Monday, Nov. 20, 1972
Pressing Down the Prime
Despite only moderately strong corporate borrowing, U.S. bankers have been steadily edging up their prime rates on loans to businessmen. Higher rates could eventually lead to costlier consumer loans and mortgages, add to inflation and slow the economy by making businessmen more reluctant to borrow. Now members of the Administration's Committee on Interest and Dividends, headed by Federal Reserve Chairman Arthur Burns, are warning influential bankers in New York City and elsewhere to hold down their prime rate. The message, in some cases delivered by Burns himself: lifting rates now is unnecessary and a little greedy.

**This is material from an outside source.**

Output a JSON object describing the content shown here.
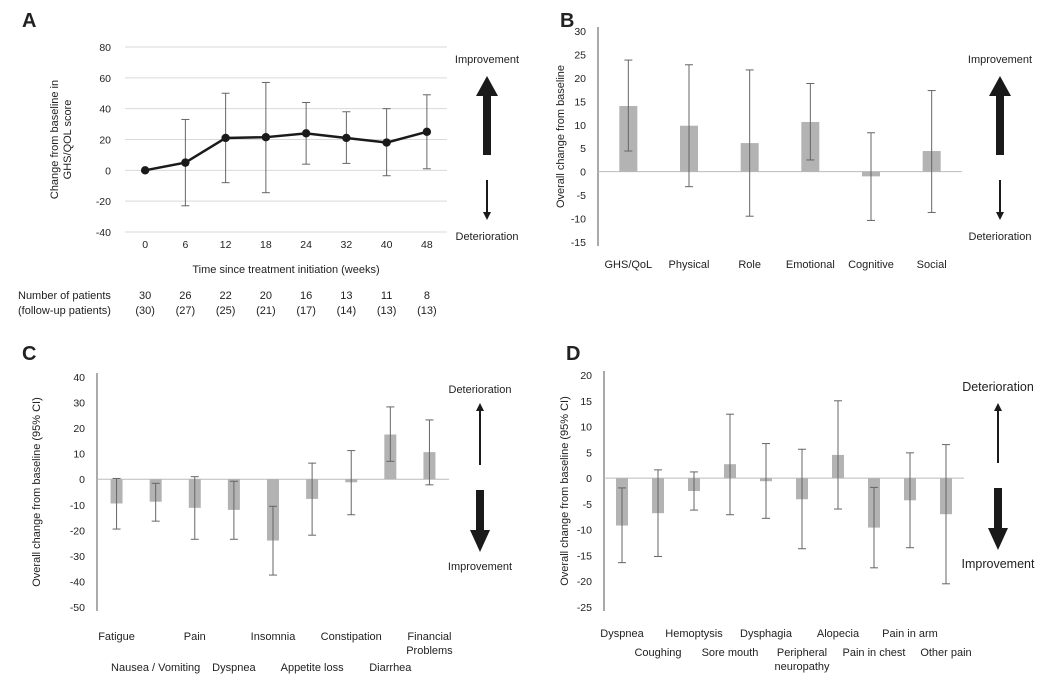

Bankers see in this jawboning a threat that the Administration might place controls on rates. The committee itself has given no public hint of what kind of line it might pursue, though the Federal Reserve has the power to restrain certain rates. This week New York's First National City Bank and Pittsburgh's Mellon National Bank & Trust lowered their prime rates from 5 3/8 to 5 3/4. In addition, New York's Bankers Trust gave up the practice of automatically keeping its prime loan rate slightly above such key money market rates as those for commercial paper and certificates of deposit; other banks may well follow its lead. This will remove some immediate upward pressure on the prime rate, but a greater problem lies ahead. To finance the nation's huge budget deficit, the Treasury will borrow about $9 billion in the next two or three months. Burns has made clear that the Federal Reserve will not grind out money to accommodate a jump in borrowing demand. Thus some interest rates are certain to rise--after the election.